Here, on the Assumption, I followed news of the Fall of Kabul on the BBC. There is a certain romance in making such a study from one distant corner of the old Empire to another. It is also reassuring to note quite how evanescent prove the prevailing idols of the age – let us call the adherents of their cult NGO’dom – when confronted with the sort of faith and self-confidence that once brought Englishmen to Central Africa.
I write from Dedza Pottery, where an English potter and his Malawian wife have laid out another handsome garden at the foot of Mount Dedza. From Cheltenham, via Malindi Mission and Crete, Chris. Stevens has established a pottery, which impresses, not only for its decorative work, but also for the quality of its commercial ware: tiles for roof and floor, not least, which impart to its lodge and restaurant a coolness and a solidity that lack almost all place else. The restaurant’s moussaka with the Irish potatoes of Dedza – a staple that I have enjoyed throughout my time in Malawi – is most likely a memory of Crete. And it is satisfying especially to note the family’s younger daughter, Chifuno, currently in residence to manage the business: I taught her Greek to A level, and she took a degree in Chemistry at Rhodes.

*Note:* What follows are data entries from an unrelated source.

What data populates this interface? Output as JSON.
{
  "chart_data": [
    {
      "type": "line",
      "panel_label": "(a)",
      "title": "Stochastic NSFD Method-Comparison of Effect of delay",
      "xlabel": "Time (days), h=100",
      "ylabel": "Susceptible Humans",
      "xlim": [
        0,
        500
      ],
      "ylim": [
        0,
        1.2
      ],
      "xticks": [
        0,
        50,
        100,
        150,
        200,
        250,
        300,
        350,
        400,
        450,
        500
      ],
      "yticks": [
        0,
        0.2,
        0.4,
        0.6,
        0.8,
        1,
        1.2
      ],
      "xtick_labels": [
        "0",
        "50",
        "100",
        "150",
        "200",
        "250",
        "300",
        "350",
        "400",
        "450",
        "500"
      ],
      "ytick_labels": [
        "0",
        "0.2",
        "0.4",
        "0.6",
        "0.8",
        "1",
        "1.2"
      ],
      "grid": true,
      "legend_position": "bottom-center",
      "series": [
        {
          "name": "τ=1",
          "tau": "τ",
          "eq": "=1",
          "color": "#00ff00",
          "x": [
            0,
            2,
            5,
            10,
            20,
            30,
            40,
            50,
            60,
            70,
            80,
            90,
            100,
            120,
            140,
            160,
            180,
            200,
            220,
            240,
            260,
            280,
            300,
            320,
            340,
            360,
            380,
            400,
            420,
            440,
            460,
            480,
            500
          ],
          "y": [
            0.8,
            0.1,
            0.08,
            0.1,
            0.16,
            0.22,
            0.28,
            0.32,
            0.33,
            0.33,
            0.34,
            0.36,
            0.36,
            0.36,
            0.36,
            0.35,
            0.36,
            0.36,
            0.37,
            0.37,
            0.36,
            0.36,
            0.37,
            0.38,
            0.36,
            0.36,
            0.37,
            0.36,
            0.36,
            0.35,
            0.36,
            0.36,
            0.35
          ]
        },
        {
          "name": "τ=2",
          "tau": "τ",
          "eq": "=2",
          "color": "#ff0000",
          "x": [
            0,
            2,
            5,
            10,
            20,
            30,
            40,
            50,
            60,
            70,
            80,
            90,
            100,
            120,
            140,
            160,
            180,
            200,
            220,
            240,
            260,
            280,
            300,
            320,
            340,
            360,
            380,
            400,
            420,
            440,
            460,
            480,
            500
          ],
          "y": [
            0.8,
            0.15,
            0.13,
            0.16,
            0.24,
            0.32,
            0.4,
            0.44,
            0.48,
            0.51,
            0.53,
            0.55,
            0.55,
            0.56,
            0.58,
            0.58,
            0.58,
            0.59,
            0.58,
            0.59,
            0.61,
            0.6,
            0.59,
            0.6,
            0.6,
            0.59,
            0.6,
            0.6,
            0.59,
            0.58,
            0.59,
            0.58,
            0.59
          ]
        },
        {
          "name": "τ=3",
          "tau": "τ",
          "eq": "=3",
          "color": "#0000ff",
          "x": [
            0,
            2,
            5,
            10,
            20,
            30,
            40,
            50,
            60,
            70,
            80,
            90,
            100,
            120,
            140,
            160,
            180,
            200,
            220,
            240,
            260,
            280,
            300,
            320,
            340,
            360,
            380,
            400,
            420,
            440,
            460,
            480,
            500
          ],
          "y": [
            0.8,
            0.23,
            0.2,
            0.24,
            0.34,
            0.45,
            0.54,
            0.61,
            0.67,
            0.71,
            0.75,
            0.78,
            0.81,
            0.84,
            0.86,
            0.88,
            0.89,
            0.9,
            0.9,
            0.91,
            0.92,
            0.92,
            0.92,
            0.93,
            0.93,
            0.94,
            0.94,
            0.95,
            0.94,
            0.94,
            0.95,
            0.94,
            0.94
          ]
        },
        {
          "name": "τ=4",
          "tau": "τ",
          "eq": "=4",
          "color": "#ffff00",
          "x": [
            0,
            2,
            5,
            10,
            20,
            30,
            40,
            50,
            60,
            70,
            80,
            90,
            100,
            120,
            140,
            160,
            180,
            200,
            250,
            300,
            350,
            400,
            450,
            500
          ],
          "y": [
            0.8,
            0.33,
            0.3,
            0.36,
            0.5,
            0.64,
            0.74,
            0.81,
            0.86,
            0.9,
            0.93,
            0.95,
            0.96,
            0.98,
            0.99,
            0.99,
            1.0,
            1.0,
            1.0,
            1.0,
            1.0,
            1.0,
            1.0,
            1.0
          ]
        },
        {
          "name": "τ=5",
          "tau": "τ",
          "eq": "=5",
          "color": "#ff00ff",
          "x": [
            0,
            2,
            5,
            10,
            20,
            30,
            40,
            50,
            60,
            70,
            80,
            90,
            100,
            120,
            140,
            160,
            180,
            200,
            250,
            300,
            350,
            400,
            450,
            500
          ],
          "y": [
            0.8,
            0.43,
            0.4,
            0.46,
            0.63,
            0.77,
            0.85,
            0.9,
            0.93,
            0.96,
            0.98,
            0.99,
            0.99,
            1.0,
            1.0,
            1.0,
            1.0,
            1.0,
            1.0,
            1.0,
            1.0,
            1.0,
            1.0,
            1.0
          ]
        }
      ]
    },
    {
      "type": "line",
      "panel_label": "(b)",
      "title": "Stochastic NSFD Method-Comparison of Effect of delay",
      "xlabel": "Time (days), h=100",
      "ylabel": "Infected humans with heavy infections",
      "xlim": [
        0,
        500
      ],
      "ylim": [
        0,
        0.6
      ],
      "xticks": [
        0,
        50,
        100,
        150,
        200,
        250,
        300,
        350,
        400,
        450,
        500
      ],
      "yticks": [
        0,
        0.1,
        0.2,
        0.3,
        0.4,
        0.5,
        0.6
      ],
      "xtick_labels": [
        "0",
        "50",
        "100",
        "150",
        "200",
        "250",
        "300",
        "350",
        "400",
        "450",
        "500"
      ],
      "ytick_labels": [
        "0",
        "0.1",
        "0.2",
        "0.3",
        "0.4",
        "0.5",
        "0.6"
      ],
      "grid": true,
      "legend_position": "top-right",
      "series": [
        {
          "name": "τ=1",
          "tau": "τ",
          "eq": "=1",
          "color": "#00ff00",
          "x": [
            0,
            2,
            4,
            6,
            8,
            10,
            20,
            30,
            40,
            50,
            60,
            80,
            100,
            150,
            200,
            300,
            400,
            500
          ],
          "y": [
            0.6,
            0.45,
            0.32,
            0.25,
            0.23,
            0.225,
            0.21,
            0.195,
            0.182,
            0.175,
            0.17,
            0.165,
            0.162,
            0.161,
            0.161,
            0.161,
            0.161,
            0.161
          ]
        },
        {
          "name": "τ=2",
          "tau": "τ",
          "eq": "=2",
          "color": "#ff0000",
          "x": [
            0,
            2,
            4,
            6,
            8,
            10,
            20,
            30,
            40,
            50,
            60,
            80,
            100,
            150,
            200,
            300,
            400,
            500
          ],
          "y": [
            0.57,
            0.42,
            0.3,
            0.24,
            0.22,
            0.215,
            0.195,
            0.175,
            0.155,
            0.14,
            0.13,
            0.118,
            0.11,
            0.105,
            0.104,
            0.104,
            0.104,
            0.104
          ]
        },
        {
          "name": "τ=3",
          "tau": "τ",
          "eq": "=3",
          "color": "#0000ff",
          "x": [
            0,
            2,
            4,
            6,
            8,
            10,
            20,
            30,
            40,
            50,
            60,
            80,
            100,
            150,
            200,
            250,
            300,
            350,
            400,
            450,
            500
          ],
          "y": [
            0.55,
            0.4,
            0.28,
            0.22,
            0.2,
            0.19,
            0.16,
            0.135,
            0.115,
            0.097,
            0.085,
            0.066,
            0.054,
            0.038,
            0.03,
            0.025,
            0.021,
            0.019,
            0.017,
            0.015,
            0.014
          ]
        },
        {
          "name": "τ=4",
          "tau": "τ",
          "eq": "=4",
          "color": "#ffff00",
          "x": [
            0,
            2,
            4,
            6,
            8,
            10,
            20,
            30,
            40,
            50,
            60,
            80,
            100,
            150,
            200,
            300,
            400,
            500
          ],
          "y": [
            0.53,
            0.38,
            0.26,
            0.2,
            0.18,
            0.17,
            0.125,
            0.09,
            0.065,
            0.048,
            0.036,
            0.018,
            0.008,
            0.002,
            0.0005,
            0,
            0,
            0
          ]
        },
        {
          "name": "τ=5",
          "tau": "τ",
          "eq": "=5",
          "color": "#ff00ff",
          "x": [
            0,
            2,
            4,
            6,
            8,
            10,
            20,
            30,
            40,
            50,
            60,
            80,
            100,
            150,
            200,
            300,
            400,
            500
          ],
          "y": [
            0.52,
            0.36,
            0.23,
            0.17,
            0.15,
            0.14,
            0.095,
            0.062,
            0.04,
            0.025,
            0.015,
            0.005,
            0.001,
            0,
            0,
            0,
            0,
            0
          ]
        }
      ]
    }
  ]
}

I begin tomorrow, with a measure of diffidence, the journey back up country to Kamuzu Academy, where I have taught now for seventeen years. These Respites will reflect, in the first instance, on Malawi, and, perhaps inevitably, on the ‘Long Defeat’ that we have fought (and fight still) in the attempt to uphold a dwindling outpost of civilisation at the ‘Eton of Africa’.